By Anita Graafland
With Bev and I switching duties this month, I promised to have a stab at the next couple of pages of that awful marketing waffle called “The benefits of Brexit: How the UK is taking advantage of leaving the EU.” I was already a great admirer of the sheer amount of work Bev manages to put in every single newsletter, but having ploughed through only two pages of this drivel, I am in awe.
Not possessing the same amount of patience and having no time to do a lot of research, I’ve gone about it in a slightly different way: I’m giving you sections from the mere two pages I covered with my unedited and sometimes snarky comments, just from my perspective as an EU-based relative outsider looking in – if one with a great love for Cornwall and all my UK friends.
“A great part of the sovereign character of a nation is its ability to manage its own money and set its own taxes.

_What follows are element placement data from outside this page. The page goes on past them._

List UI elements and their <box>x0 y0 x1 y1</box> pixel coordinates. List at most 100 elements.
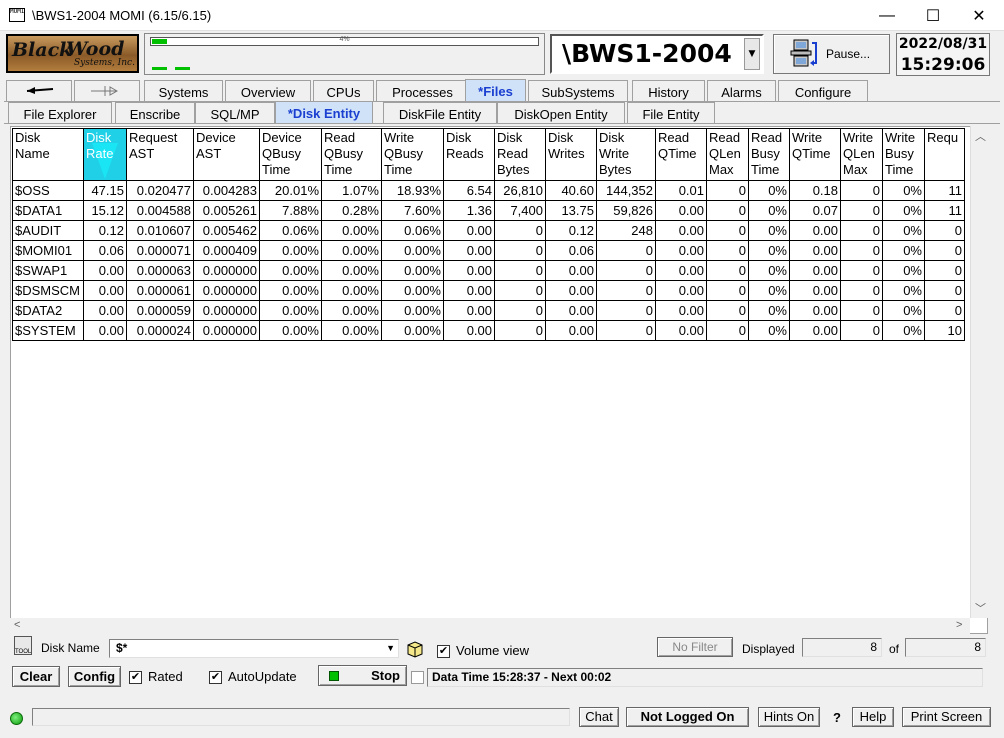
column-header[interactable]: Requ <box>924 128 965 181</box>
cube-icon[interactable] <box>405 639 425 658</box>
sub-tab-sqlmp[interactable]: SQL/MP <box>195 102 275 124</box>
table-cell: 0.00% <box>321 300 382 321</box>
table-cell: 0.00% <box>321 240 382 261</box>
sub-tab-fileexplorer[interactable]: File Explorer <box>8 102 112 124</box>
rated-checkbox[interactable]: ✔ <box>129 671 142 684</box>
scroll-right-icon[interactable]: > <box>956 619 962 631</box>
column-header[interactable]: Read QBusy Time <box>321 128 382 181</box>
login-status-button[interactable]: Not Logged On <box>626 707 749 727</box>
sub-tab-diskopenentity[interactable]: DiskOpen Entity <box>497 102 625 124</box>
table-cell: 0.00% <box>321 320 382 341</box>
column-header[interactable]: Disk Rate <box>83 128 127 181</box>
main-tab-files[interactable]: *Files <box>465 79 526 102</box>
column-header[interactable]: Write QTime <box>789 128 841 181</box>
table-row[interactable]: $DSMSCM 0.00 0.000061 0.000000 0.00% 0.00% 0.0… <box>12 280 965 301</box>
main-tab-cpus[interactable]: CPUs <box>313 80 374 102</box>
nav-forward-tab[interactable] <box>74 80 140 102</box>
column-header[interactable]: Disk Name <box>12 128 84 181</box>
nav-back-tab[interactable] <box>6 80 72 102</box>
column-header[interactable]: Request AST <box>126 128 194 181</box>
table-cell: 0 <box>840 300 883 321</box>
hints-button[interactable]: Hints On <box>758 707 820 727</box>
volume-view-checkbox[interactable]: ✔ <box>437 645 450 658</box>
table-cell: 0 <box>706 300 749 321</box>
table-cell: 0 <box>924 300 965 321</box>
print-screen-button[interactable]: Print Screen <box>902 707 991 727</box>
help-button[interactable]: Help <box>852 707 894 727</box>
table-cell: 0.004588 <box>126 200 194 221</box>
table-cell: 0 <box>840 180 883 201</box>
vertical-scrollbar[interactable]: ︿ ﹀ <box>970 126 988 618</box>
chevron-down-icon[interactable]: ▼ <box>386 640 395 657</box>
column-header[interactable]: Read QTime <box>655 128 707 181</box>
table-cell: 0.004283 <box>193 180 260 201</box>
table-cell: 0% <box>882 240 925 261</box>
system-name-select[interactable]: \BWS1-2004 ▼ <box>550 34 764 74</box>
table-cell: 0.00% <box>381 320 444 341</box>
disk-name-input[interactable]: $* ▼ <box>109 639 399 658</box>
column-header[interactable]: Disk Writes <box>545 128 597 181</box>
table-cell: 59,826 <box>596 200 656 221</box>
window-title: \BWS1-2004 MOMI (6.15/6.15) <box>32 8 212 23</box>
horizontal-scrollbar[interactable]: < > <box>10 618 970 634</box>
column-header[interactable]: Disk Read Bytes <box>494 128 546 181</box>
data-time-checkbox[interactable] <box>411 671 424 684</box>
main-tab-processes[interactable]: Processes <box>376 80 469 102</box>
table-cell: 248 <box>596 220 656 241</box>
pause-button[interactable]: Pause... <box>773 34 890 74</box>
chevron-down-icon[interactable]: ▼ <box>744 38 760 70</box>
table-row[interactable]: $DATA2 0.00 0.000059 0.000000 0.00% 0.00% 0.00… <box>12 300 965 321</box>
sub-tab-fileentity[interactable]: File Entity <box>627 102 715 124</box>
table-row[interactable]: $MOMI01 0.06 0.000071 0.000409 0.00% 0.00% 0.0… <box>12 240 965 261</box>
table-row[interactable]: $SWAP1 0.00 0.000063 0.000000 0.00% 0.00% 0.00… <box>12 260 965 281</box>
column-header[interactable]: Disk Write Bytes <box>596 128 656 181</box>
table-row[interactable]: $DATA1 15.12 0.004588 0.005261 7.88% 0.28% 7.6… <box>12 200 965 221</box>
sub-tab-diskfileentity[interactable]: DiskFile Entity <box>383 102 497 124</box>
close-button[interactable]: ✕ <box>956 0 1002 31</box>
table-cell: 15.12 <box>83 200 127 221</box>
column-header[interactable]: Read Busy Time <box>748 128 790 181</box>
column-header[interactable]: Device QBusy Time <box>259 128 322 181</box>
scroll-down-icon[interactable]: ﹀ <box>975 600 986 616</box>
config-button[interactable]: Config <box>68 666 121 687</box>
table-row[interactable]: $SYSTEM 0.00 0.000024 0.000000 0.00% 0.00% 0.0… <box>12 320 965 341</box>
question-icon[interactable]: ? <box>833 710 841 725</box>
stop-button[interactable]: Stop <box>318 665 407 686</box>
app-icon[interactable]: MOMI <box>9 8 25 22</box>
scroll-up-icon[interactable]: ︿ <box>975 128 986 144</box>
table-cell: 0.00 <box>443 320 495 341</box>
maximize-button[interactable]: ☐ <box>910 0 956 31</box>
no-filter-button[interactable]: No Filter <box>657 637 733 657</box>
column-header[interactable]: Write QBusy Time <box>381 128 444 181</box>
tool-icon[interactable]: TOOL <box>14 636 32 655</box>
main-tab-alarms[interactable]: Alarms <box>707 80 776 102</box>
table-cell: 0.010607 <box>126 220 194 241</box>
autoupdate-checkbox[interactable]: ✔ <box>209 671 222 684</box>
chat-button[interactable]: Chat <box>579 707 619 727</box>
main-tab-configure[interactable]: Configure <box>778 80 868 102</box>
scroll-left-icon[interactable]: < <box>14 619 20 631</box>
table-cell: 0.00 <box>83 300 127 321</box>
main-tab-systems[interactable]: Systems <box>144 80 223 102</box>
table-row[interactable]: $OSS 47.15 0.020477 0.004283 20.01% 1.07% 18.9… <box>12 180 965 201</box>
column-header[interactable]: Device AST <box>193 128 260 181</box>
table-row[interactable]: $AUDIT 0.12 0.010607 0.005462 0.06% 0.00% 0.06… <box>12 220 965 241</box>
clear-button[interactable]: Clear <box>12 666 60 687</box>
column-header[interactable]: Write Busy Time <box>882 128 925 181</box>
table-cell: 0 <box>596 320 656 341</box>
disk-entity-grid[interactable]: Disk Name Disk Rate Request AST Device AST Devic… <box>10 126 988 634</box>
sub-tab-enscribe[interactable]: Enscribe <box>115 102 195 124</box>
main-tab-overview[interactable]: Overview <box>225 80 311 102</box>
table-cell: 0.06 <box>83 240 127 261</box>
displayed-label: Displayed <box>742 642 795 656</box>
minimize-button[interactable]: — <box>864 0 910 31</box>
column-header[interactable]: Read QLen Max <box>706 128 749 181</box>
table-cell: $SWAP1 <box>12 260 84 281</box>
main-tab-history[interactable]: History <box>632 80 705 102</box>
sub-tab-diskentity[interactable]: *Disk Entity <box>275 101 373 124</box>
table-cell: 0.00% <box>381 260 444 281</box>
column-header[interactable]: Disk Reads <box>443 128 495 181</box>
main-tab-subsystems[interactable]: SubSystems <box>528 80 628 102</box>
column-header[interactable]: Write QLen Max <box>840 128 883 181</box>
table-cell: 0.00 <box>789 280 841 301</box>
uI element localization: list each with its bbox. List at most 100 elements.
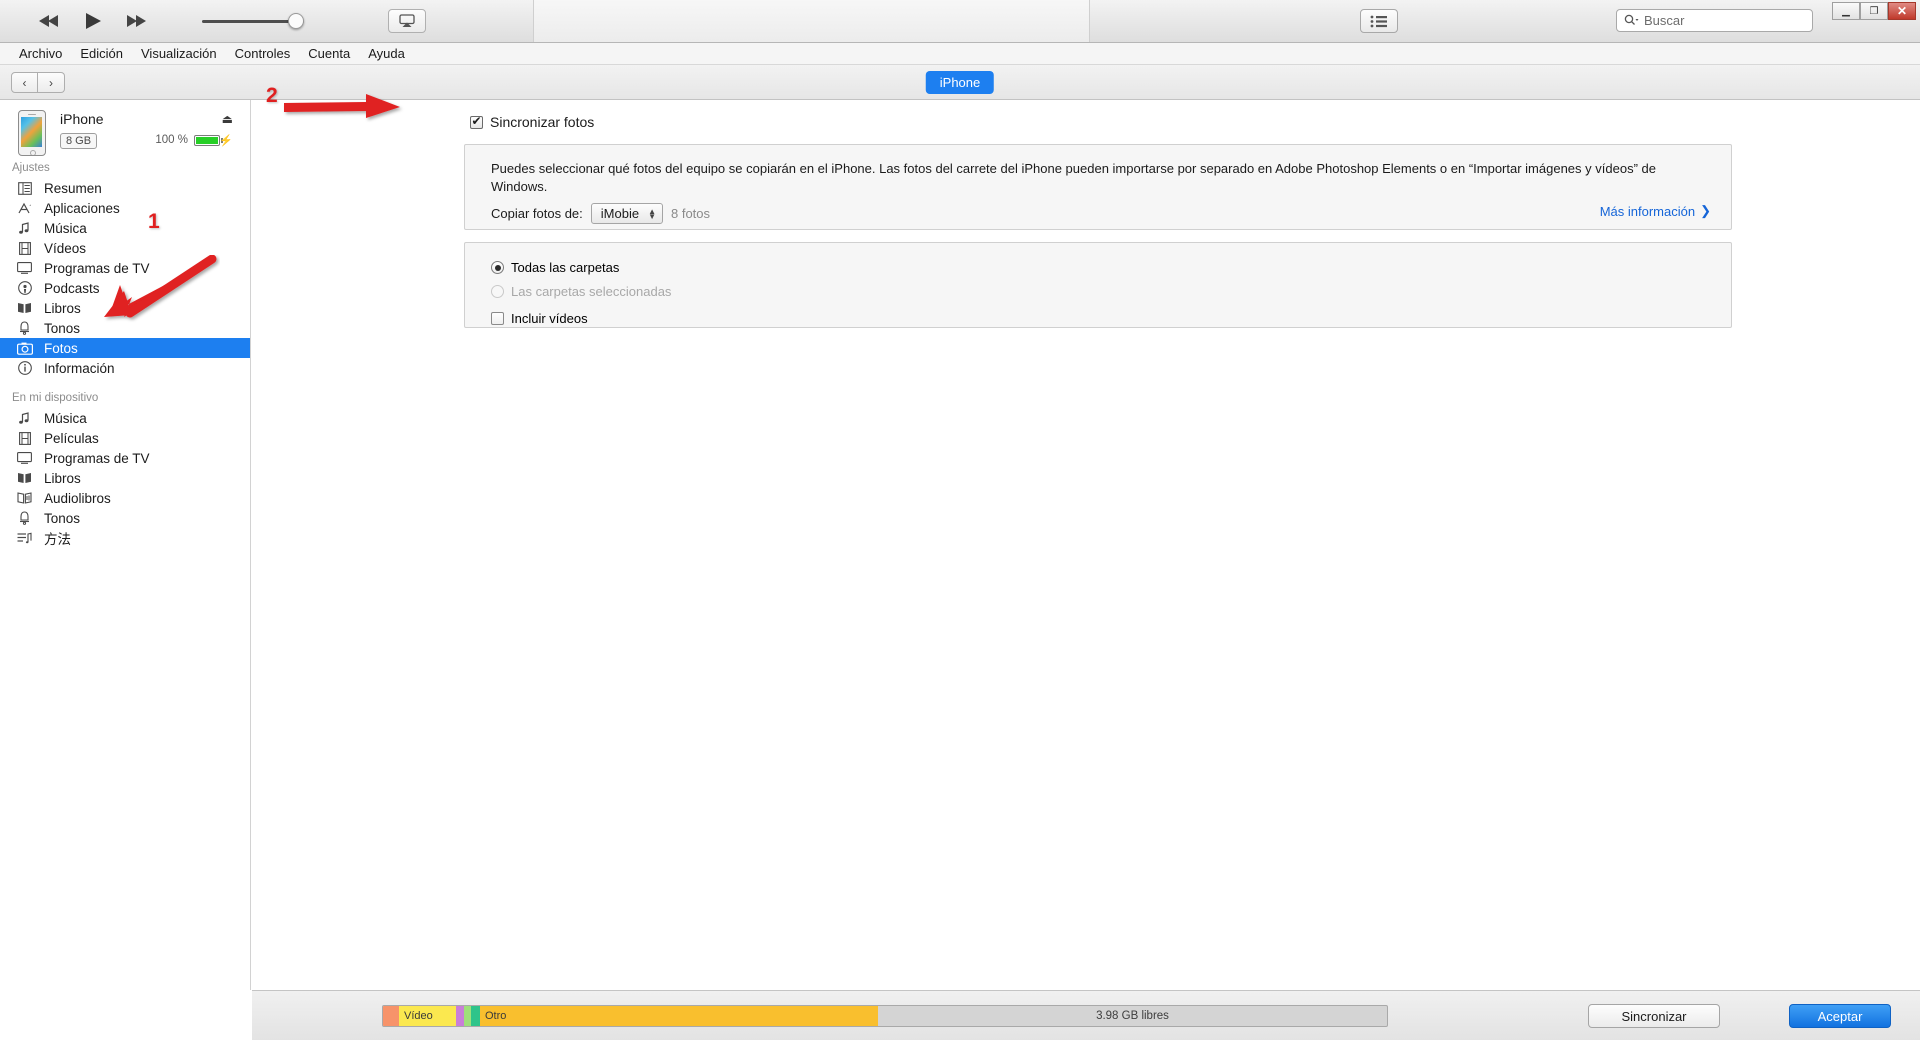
menu-archivo[interactable]: Archivo bbox=[10, 44, 71, 63]
list-view-icon[interactable] bbox=[1360, 9, 1398, 33]
sidebar-label: Música bbox=[44, 410, 87, 426]
battery-icon bbox=[194, 135, 220, 146]
more-info-link[interactable]: Más información ❯ bbox=[1600, 203, 1711, 219]
charging-bolt-icon: ⚡ bbox=[219, 135, 233, 147]
description-text: Puedes seleccionar qué fotos del equipo … bbox=[491, 161, 1656, 194]
close-icon: ✕ bbox=[1896, 4, 1908, 18]
sidebar-label: Libros bbox=[44, 470, 81, 486]
fast-forward-icon[interactable] bbox=[124, 9, 150, 33]
sidebar-label: Información bbox=[44, 360, 115, 376]
sidebar-item-tonos[interactable]: Tonos bbox=[0, 318, 250, 338]
summary-icon bbox=[16, 181, 33, 196]
menu-edicion[interactable]: Edición bbox=[71, 44, 132, 63]
search-icon bbox=[1624, 14, 1639, 27]
sidebar-item-programas-tv[interactable]: Programas de TV bbox=[0, 258, 250, 278]
sidebar-item-device-programas-tv[interactable]: Programas de TV bbox=[0, 448, 250, 468]
sidebar: iPhone 8 GB ⏏ 100 % ⚡ Ajustes Resumen Ap… bbox=[0, 100, 251, 990]
sidebar-item-resumen[interactable]: Resumen bbox=[0, 178, 250, 198]
bell-icon bbox=[16, 321, 33, 336]
forward-button[interactable]: › bbox=[38, 72, 65, 93]
play-icon[interactable] bbox=[80, 9, 106, 33]
menu-bar: Archivo Edición Visualización Controles … bbox=[0, 43, 1920, 65]
volume-slider[interactable] bbox=[202, 11, 304, 31]
iphone-icon bbox=[18, 110, 46, 156]
copy-from-row: Copiar fotos de: iMobie ▲ ▼ 8 fotos bbox=[491, 203, 710, 224]
sidebar-item-videos[interactable]: Vídeos bbox=[0, 238, 250, 258]
capacity-segment bbox=[383, 1006, 399, 1026]
sidebar-label: Vídeos bbox=[44, 240, 87, 256]
sidebar-item-playlist[interactable]: 方法 bbox=[0, 528, 250, 548]
close-button[interactable]: ✕ bbox=[1888, 2, 1916, 20]
option-selected-folders[interactable]: Las carpetas seleccionadas bbox=[491, 284, 671, 299]
tv-icon bbox=[16, 451, 33, 466]
main-content: ✔ Sincronizar fotos Puedes seleccionar q… bbox=[252, 100, 1920, 990]
info-icon bbox=[16, 361, 33, 376]
menu-controles[interactable]: Controles bbox=[226, 44, 300, 63]
sidebar-item-musica[interactable]: Música bbox=[0, 218, 250, 238]
volume-knob[interactable] bbox=[288, 13, 304, 29]
window-controls: ▁ ❐ ✕ bbox=[1832, 2, 1916, 20]
capacity-segment bbox=[471, 1006, 480, 1026]
sidebar-label: Fotos bbox=[44, 340, 78, 356]
menu-ayuda[interactable]: Ayuda bbox=[359, 44, 414, 63]
more-info-label: Más información bbox=[1599, 203, 1696, 219]
menu-visualizacion[interactable]: Visualización bbox=[132, 44, 226, 63]
sidebar-label: Libros bbox=[44, 300, 81, 316]
iphone-home-button bbox=[29, 150, 36, 155]
playlist-icon bbox=[16, 531, 33, 546]
audiobook-icon bbox=[16, 491, 33, 506]
radio-selected-folders[interactable] bbox=[491, 285, 504, 298]
sidebar-label: Aplicaciones bbox=[44, 200, 120, 216]
checkbox-include-videos[interactable] bbox=[491, 312, 504, 325]
bottom-bar: Vídeo Otro 3.98 GB libres Sincronizar Ac… bbox=[252, 990, 1920, 1040]
description-panel: Puedes seleccionar qué fotos del equipo … bbox=[464, 144, 1732, 230]
menu-cuenta[interactable]: Cuenta bbox=[299, 44, 359, 63]
tv-icon bbox=[16, 261, 33, 276]
sync-photos-row[interactable]: ✔ Sincronizar fotos bbox=[470, 114, 594, 130]
accept-button[interactable]: Aceptar bbox=[1789, 1004, 1891, 1028]
nav-arrow-group: ‹ › bbox=[11, 72, 65, 93]
podcast-icon bbox=[16, 281, 33, 296]
sidebar-item-peliculas[interactable]: Películas bbox=[0, 428, 250, 448]
capacity-segment-otro: Otro bbox=[480, 1006, 878, 1026]
capacity-bar: Vídeo Otro 3.98 GB libres bbox=[382, 1005, 1388, 1027]
sidebar-item-audiolibros[interactable]: Audiolibros bbox=[0, 488, 250, 508]
sidebar-item-device-tonos[interactable]: Tonos bbox=[0, 508, 250, 528]
transport-controls bbox=[36, 9, 150, 33]
minimize-button[interactable]: ▁ bbox=[1832, 2, 1860, 20]
capacity-free-label: 3.98 GB libres bbox=[1096, 1010, 1169, 1022]
camera-icon bbox=[16, 341, 33, 356]
device-list: Música Películas Programas de TV Libros … bbox=[0, 408, 250, 548]
sync-photos-label: Sincronizar fotos bbox=[490, 114, 595, 130]
maximize-button[interactable]: ❐ bbox=[1860, 2, 1888, 20]
airplay-icon[interactable] bbox=[388, 9, 426, 33]
book-icon bbox=[16, 471, 33, 486]
sidebar-item-libros[interactable]: Libros bbox=[0, 298, 250, 318]
eject-icon[interactable]: ⏏ bbox=[222, 112, 233, 126]
back-button[interactable]: ‹ bbox=[11, 72, 38, 93]
copy-from-value: iMobie bbox=[600, 206, 640, 221]
iphone-speaker bbox=[28, 113, 36, 116]
option-label: Incluir vídeos bbox=[511, 311, 588, 326]
sync-button[interactable]: Sincronizar bbox=[1588, 1004, 1720, 1028]
sidebar-item-podcasts[interactable]: Podcasts bbox=[0, 278, 250, 298]
rewind-icon[interactable] bbox=[36, 9, 62, 33]
sidebar-item-device-musica[interactable]: Música bbox=[0, 408, 250, 428]
radio-all-folders[interactable] bbox=[491, 261, 504, 274]
sidebar-item-fotos[interactable]: Fotos bbox=[0, 338, 250, 358]
option-all-folders[interactable]: Todas las carpetas bbox=[491, 260, 619, 275]
sidebar-item-informacion[interactable]: Información bbox=[0, 358, 250, 378]
sync-photos-checkbox[interactable]: ✔ bbox=[470, 115, 483, 129]
option-include-videos[interactable]: Incluir vídeos bbox=[491, 311, 588, 326]
copy-from-select[interactable]: iMobie ▲ ▼ bbox=[590, 203, 663, 224]
sidebar-section-ajustes: Ajustes bbox=[12, 162, 50, 174]
sidebar-item-aplicaciones[interactable]: Aplicaciones bbox=[0, 198, 250, 218]
radio-dot bbox=[494, 264, 501, 271]
search-input[interactable]: Buscar bbox=[1616, 9, 1813, 32]
sidebar-section-dispositivo: En mi dispositivo bbox=[12, 392, 99, 404]
capacity-segment bbox=[464, 1006, 471, 1026]
sidebar-item-device-libros[interactable]: Libros bbox=[0, 468, 250, 488]
battery-fill bbox=[196, 137, 218, 144]
option-label: Todas las carpetas bbox=[511, 260, 620, 275]
tab-iphone[interactable]: iPhone bbox=[925, 71, 995, 94]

- That’s strange. Didn’t you have this ability before? I know for a fact that the Dutch government has always been able to manage its own money and I happen to be proud to pay a lot more in income tax than do my UK friends, so how did that happen if we’re not allowed to make our own rules within the EU?
We now have control over all aspects of our fiscal policy, the way we procure and how we grant subsidies.
- Please explain how this is different to what it was when you were still in the EU? There have always been major differences between my country and yours in all three areas.
Free from prescriptive EU rules, we can unite and level-up the country in a way which suits our own needs.”
- Whose needs? I’ve never seen a country as disunited as the UK, with all its wealth concentrated at the top and a level of poverty I’ve been unable to find anywhere in my own country.
“No longer paying EU Budget contributions. Leaving the EU has meant that the UK has not had to contribute to the significant new liabilities arising from the EU’s Covid response including, for the first time, the EU’s borrowing of up to €750 billion between 2021–24.
- Interesting. So the UK didn’t spend lots of money on their Covid response? Or waste it on Track & Trace programmes that never properly worked? Also, the most affected regions of the EU will receive this funding, it’s not as if it has vanished into thin air. Doesn’t the UK borrow money to pay for its spending, like every other country does?
We have instead directed our own spending and built our own response tailored to our domestic needs including through the furlough scheme and vaccine procurement.
- And how is this different from what EU countries have done?
We are able to spend our money on our domestic priorities, improving our NHS, levelling up and achieving net zero.”
- You always were able to spend your money on domestic priorities, improving the NHS, levelling up and achieving net zero, but you never have. Why is this presented as an opportunity?
“£57 billion more for our NHS. We are spending more money on our NHS. By the 2024–2025 financial year our yearly expenditure on our NHS is projected to be £57 billion higher in cash terms than we spent in 2016 –17, or over £1 billion more per week.”
- Then why is your health service such a shambles? Why did I have to wait three months for an urgent gynaecology appointment, whereas it took one phone call to my GP in Amsterdam to get me scheduled for surgery at an Amsterdam city hospital the week after? I agree there’s a great deal to improve in the NHS, but EU countries seem able to offer excellent health service while being part of the EU. Why wasn’t the UK?
Three paragraphs to the seven pages Bev did in her earlier piece and I’m screaming with frustration. I’ll be very happy to pass the baton back to her in the next issue, and to just deal with things that don’t make me this angry.